The related carboxylic compound (1 eq) was mixed with EDCI (2 eq) and HOBt (2 eq) in DCM at room temperature for 8 h. Then, 4A–4F or 11A–11E (1 eq) was added to the mixture for another 3 h. The mixture was washed with water and extracted with DCM three times. The combined organic layers were washed with water and brine, dried over anhydrous MgSO₄, filtered, and concentrated in vacuo. The crude product was purified by chromatography (PE:EA = 1:1) to yield compounds 5A–5V and 12A–12G.

4.6.5. General Synthesis Method for 6A–6V and 13A–13G

To a solution of 5A–5V or 12A–12G (1 eq) in dry DCM, Dess–Martin periodinane (1.11 eq) was added. The mixture was stirred at room temperature until the reactant disappeared and quenched by adding solution of Na₂S₂O₃ and saturated aqueous NaHCO₃. The organic layer was separated and the aqueous phase was extracted with DCM three times. The combined organic layers were washed with water and brine, dried over anhydrous MgSO₄, filtered, and concentrated in vacuo. The crude product was purified by chromatography (PE:EA = 1:1) to yield compounds 6A–6V and 13A–13G.

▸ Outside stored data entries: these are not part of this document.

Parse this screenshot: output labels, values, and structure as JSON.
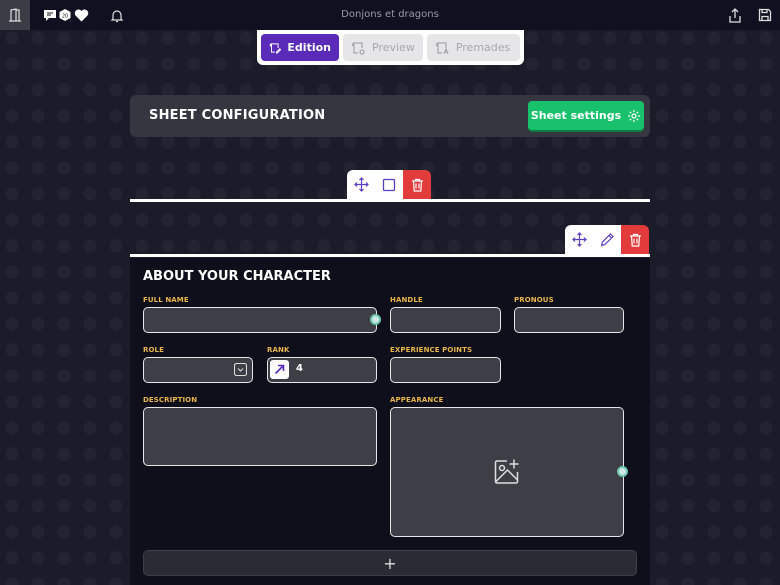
{
  "topbar": {
    "title": "Donjons et dragons",
    "left_icons": [
      "exit-door-icon",
      "chat-icon",
      "dice-icon",
      "heart-icon",
      "bell-icon"
    ],
    "right_icons": [
      "share-icon",
      "save-icon"
    ]
  },
  "modes": {
    "tabs": [
      {
        "label": "Edition",
        "icon": "scroll-pen-icon",
        "active": true
      },
      {
        "label": "Preview",
        "icon": "scroll-eye-icon",
        "active": false
      },
      {
        "label": "Premades",
        "icon": "scroll-a-icon",
        "active": false
      }
    ]
  },
  "config": {
    "title": "SHEET CONFIGURATION",
    "settings_label": "Sheet settings"
  },
  "colors": {
    "accent_purple": "#5a2ab8",
    "accent_green": "#19c16d",
    "danger_red": "#e23b3b",
    "label_gold": "#e8b54a"
  },
  "section": {
    "title": "ABOUT YOUR CHARACTER",
    "fields": {
      "full_name": {
        "label": "FULL NAME",
        "value": ""
      },
      "handle": {
        "label": "HANDLE",
        "value": ""
      },
      "pronous": {
        "label": "PRONOUS",
        "value": ""
      },
      "role": {
        "label": "ROLE",
        "value": ""
      },
      "rank": {
        "label": "RANK",
        "value": "4"
      },
      "experience": {
        "label": "EXPERIENCE POINTS",
        "value": ""
      },
      "description": {
        "label": "DESCRIPTION",
        "value": ""
      },
      "appearance": {
        "label": "APPEARANCE"
      }
    },
    "add_label": "+"
  }
}
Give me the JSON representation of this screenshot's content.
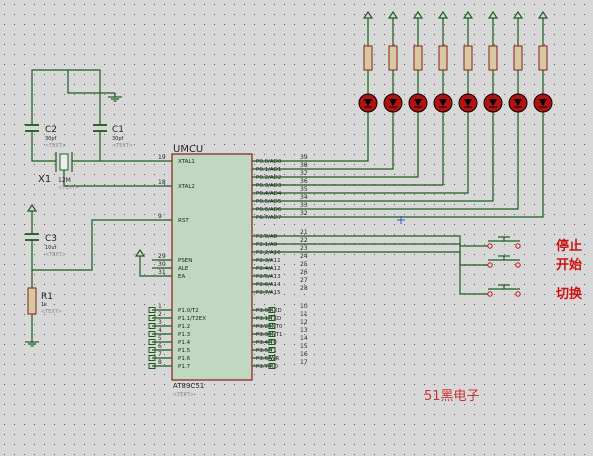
{
  "mcu": {
    "ref": "UMCU",
    "part": "AT89C51",
    "part_text": "<TEXT>",
    "left_pins": [
      {
        "num": "19",
        "name": "XTAL1"
      },
      {
        "num": "18",
        "name": "XTAL2"
      },
      {
        "num": "9",
        "name": "RST"
      },
      {
        "num": "29",
        "name": "PSEN"
      },
      {
        "num": "30",
        "name": "ALE"
      },
      {
        "num": "31",
        "name": "EA"
      },
      {
        "num": "1",
        "name": "P1.0/T2"
      },
      {
        "num": "2",
        "name": "P1.1/T2EX"
      },
      {
        "num": "3",
        "name": "P1.2"
      },
      {
        "num": "4",
        "name": "P1.3"
      },
      {
        "num": "5",
        "name": "P1.4"
      },
      {
        "num": "6",
        "name": "P1.5"
      },
      {
        "num": "7",
        "name": "P1.6"
      },
      {
        "num": "8",
        "name": "P1.7"
      }
    ],
    "right_pins": [
      {
        "num": "39",
        "name": "P0.0/AD0"
      },
      {
        "num": "38",
        "name": "P0.1/AD1"
      },
      {
        "num": "37",
        "name": "P0.2/AD2"
      },
      {
        "num": "36",
        "name": "P0.3/AD3"
      },
      {
        "num": "35",
        "name": "P0.4/AD4"
      },
      {
        "num": "34",
        "name": "P0.5/AD5"
      },
      {
        "num": "33",
        "name": "P0.6/AD6"
      },
      {
        "num": "32",
        "name": "P0.7/AD7"
      },
      {
        "num": "21",
        "name": "P2.0/A8"
      },
      {
        "num": "22",
        "name": "P2.1/A9"
      },
      {
        "num": "23",
        "name": "P2.2/A10"
      },
      {
        "num": "24",
        "name": "P2.3/A11"
      },
      {
        "num": "25",
        "name": "P2.4/A12"
      },
      {
        "num": "26",
        "name": "P2.5/A13"
      },
      {
        "num": "27",
        "name": "P2.6/A14"
      },
      {
        "num": "28",
        "name": "P2.7/A15"
      },
      {
        "num": "10",
        "name": "P3.0/RXD"
      },
      {
        "num": "11",
        "name": "P3.1/TXD"
      },
      {
        "num": "12",
        "name": "P3.2/INT0"
      },
      {
        "num": "13",
        "name": "P3.3/INT1"
      },
      {
        "num": "14",
        "name": "P3.4/T0"
      },
      {
        "num": "15",
        "name": "P3.5/T1"
      },
      {
        "num": "16",
        "name": "P3.6/WR"
      },
      {
        "num": "17",
        "name": "P3.7/RD"
      }
    ]
  },
  "components": {
    "c2": {
      "ref": "C2",
      "value": "30pf",
      "text": "<TEXT>"
    },
    "c1": {
      "ref": "C1",
      "value": "30pf",
      "text": "<TEXT>"
    },
    "x1": {
      "ref": "X1",
      "value": "12M",
      "text": "<TEXT>"
    },
    "c3": {
      "ref": "C3",
      "value": "10uf",
      "text": "<TEXT>"
    },
    "r1": {
      "ref": "R1",
      "value": "1k",
      "text": "<TEXT>"
    }
  },
  "buttons": [
    {
      "label": "停止"
    },
    {
      "label": "开始"
    },
    {
      "label": "切换"
    }
  ],
  "led_count": 8,
  "watermark": "51黑电子",
  "colors": {
    "background": "#d8d8d8",
    "grid_dot": "#555555",
    "wire": "#1a5e1a",
    "body_fill": "#c0d7c0",
    "body_stroke": "#8b1a1a",
    "label_text": "#222222",
    "pin_num": "#2a2a2a",
    "resistor_fill": "#d9c9a3",
    "led_fill": "#b21212",
    "button_label": "#cc1111",
    "watermark": "#cc3333"
  }
}
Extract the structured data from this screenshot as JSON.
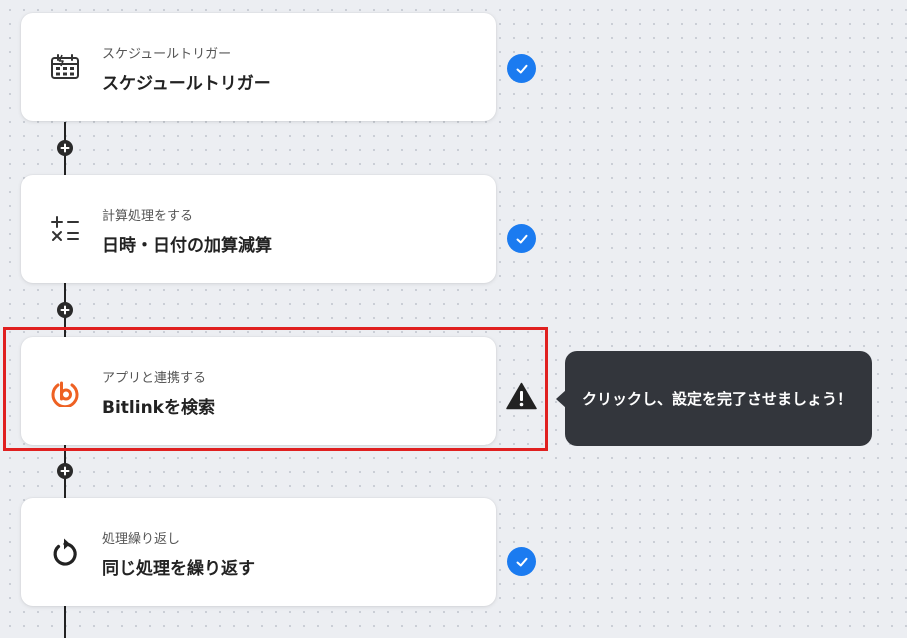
{
  "flow": {
    "steps": [
      {
        "icon": "calendar-bolt-icon",
        "subtitle": "スケジュールトリガー",
        "title": "スケジュールトリガー",
        "status": "complete"
      },
      {
        "icon": "arithmetic-operators-icon",
        "subtitle": "計算処理をする",
        "title": "日時・日付の加算減算",
        "status": "complete"
      },
      {
        "icon": "bitly-logo-icon",
        "subtitle": "アプリと連携する",
        "title": "Bitlinkを検索",
        "status": "warning"
      },
      {
        "icon": "loop-arrow-icon",
        "subtitle": "処理繰り返し",
        "title": "同じ処理を繰り返す",
        "status": "complete"
      }
    ]
  },
  "tooltip": {
    "text": "クリックし、設定を完了させましょう！"
  },
  "colors": {
    "check": "#1b7bf0",
    "highlight": "#e02020",
    "bitly_orange": "#ee6123",
    "tooltip_bg": "#33363c"
  }
}
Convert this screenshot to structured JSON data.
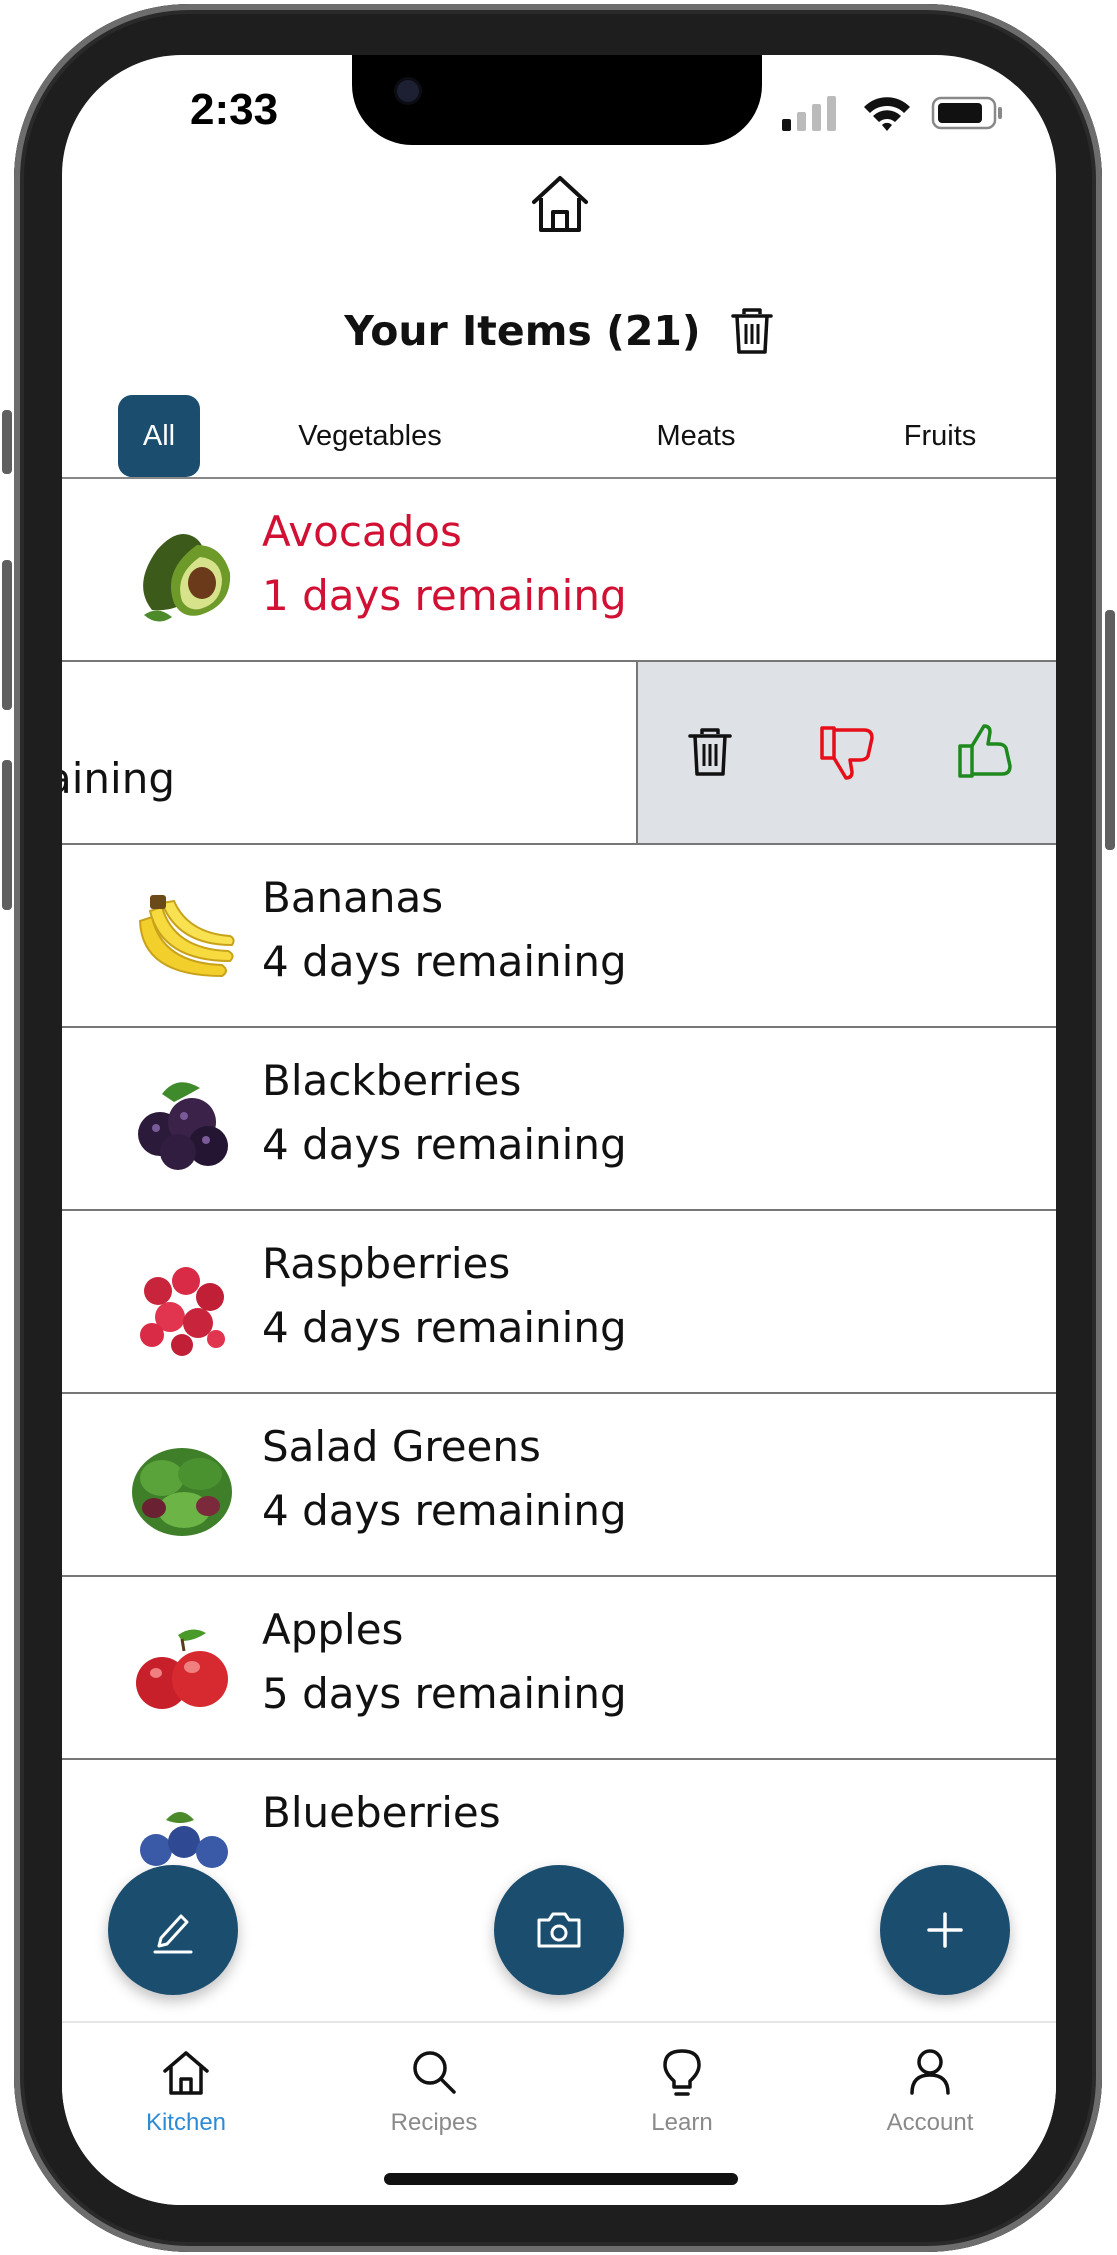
{
  "status_bar": {
    "time": "2:33"
  },
  "header": {
    "title": "Your Items (21)"
  },
  "filters": {
    "tabs": [
      {
        "label": "All",
        "active": true
      },
      {
        "label": "Vegetables",
        "active": false
      },
      {
        "label": "Meats",
        "active": false
      },
      {
        "label": "Fruits",
        "active": false
      }
    ]
  },
  "items": [
    {
      "name": "Avocados",
      "days": "1 days remaining",
      "urgent": true,
      "icon": "avocado-icon"
    },
    {
      "name": "",
      "days": "aining",
      "swiped": true,
      "icon": ""
    },
    {
      "name": "Bananas",
      "days": "4 days remaining",
      "icon": "banana-icon"
    },
    {
      "name": "Blackberries",
      "days": "4 days remaining",
      "icon": "blackberry-icon"
    },
    {
      "name": "Raspberries",
      "days": "4 days remaining",
      "icon": "raspberry-icon"
    },
    {
      "name": "Salad Greens",
      "days": "4 days remaining",
      "icon": "salad-greens-icon"
    },
    {
      "name": "Apples",
      "days": "5 days remaining",
      "icon": "apple-icon"
    },
    {
      "name": "Blueberries",
      "days": "",
      "icon": "blueberry-icon"
    }
  ],
  "swipe_actions": [
    "trash-icon",
    "thumbs-down-icon",
    "thumbs-up-icon"
  ],
  "colors": {
    "accent": "#1b4d6f",
    "urgent": "#d11034",
    "thumbs_down": "#e60f19",
    "thumbs_up": "#1e8a1e",
    "tab_active_label": "#2d8bd6",
    "swipe_bg": "#dee1e5"
  },
  "fabs": [
    "edit-pencil-icon",
    "camera-icon",
    "plus-icon"
  ],
  "tabbar": {
    "items": [
      {
        "label": "Kitchen",
        "active": true,
        "icon": "home-icon"
      },
      {
        "label": "Recipes",
        "active": false,
        "icon": "search-icon"
      },
      {
        "label": "Learn",
        "active": false,
        "icon": "lightbulb-icon"
      },
      {
        "label": "Account",
        "active": false,
        "icon": "person-icon"
      }
    ]
  }
}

4.6.6. General Synthesis Method for 7A–7C, 10, 12–29 and 14A–14G

The mixture of 6A–6V or 14A–14G (1 eq), thiphenylphosphine (3 eq), hexachloroethane (6 eq) and triethylamine (6 eq) in DCM was stirred for 12 h at room temperature. The mixture was washed by water and extracted by DCM three times. The combined organic layers were washed with water and brine, dried over anhydrous MgSO₄, filtered, and concentrated in vacuo. The crude product was purified by chromatography (PE:EA=2:1) to yield compounds 7A–7C, 10, 12–29 and 14A–14G.

4.6.7. General Synthesis Method for 1–9 and 11

Compounds 7A–7C, 10, 12–29 or 14A–14G were dissolved in methanol and HCl (1 mL) was added dropwise. The mixture was stirred for 1 h at 50 °C. After the reaction was judged complete by TLC (PE:EA = 1:1), the mixture was concentrated in vacuo and extracted with DCM three times. The combined organic layers were washed with water and brine, dried over anhydrous MgSO₄, filtered, and concentrated in vacuo. The crude product was purified by chromatography (PE:EA = 1:1) to yield compounds 1–9 and 11.

4.7. Statistics

All in vitro experiments were performed in triplicate, and quantitative data are shown as the average of all biological replicates. All statistical analyses were performed using GraphPad Prism 7 (Version 7.0, GraphPad Software, San Diego, CA, USA). For simple comparisons, an unpaired two-tailed Student’s t test was used.

5. Conclusions

In conclusion, we obtained six MNK inhibitors by virtual high-throughput screening and evaluated their effect on phosphorylation of eIF4E. Among these inhibitors, compound 5 with the skeleton of oxazole and pyrrole derived from phorbazole C showed the best inhibitory activity against MNKs. Combining the interaction mode between compounds and MNK1, we showed that three hydrogen bonds (one hydrogen bond with Asp191, two hydrogen bonds with Leu127) were important for the inhibition of MNKs. In MTT assays, all compounds showed weak inhibition to cell proliferation in these cancer cell lines, and only compound 5 exerted better cytotoxic activity with an IC₅₀ of 6.38 μM in H446 cells. Additionally, our inhibitor (compound 5) inhibited the migration of H446 cells significantly by impairing the MNK/eIF4E axis. Further work should be carried out to exploit its pharmacology activity and to design more novel inhibitors based on this skeleton.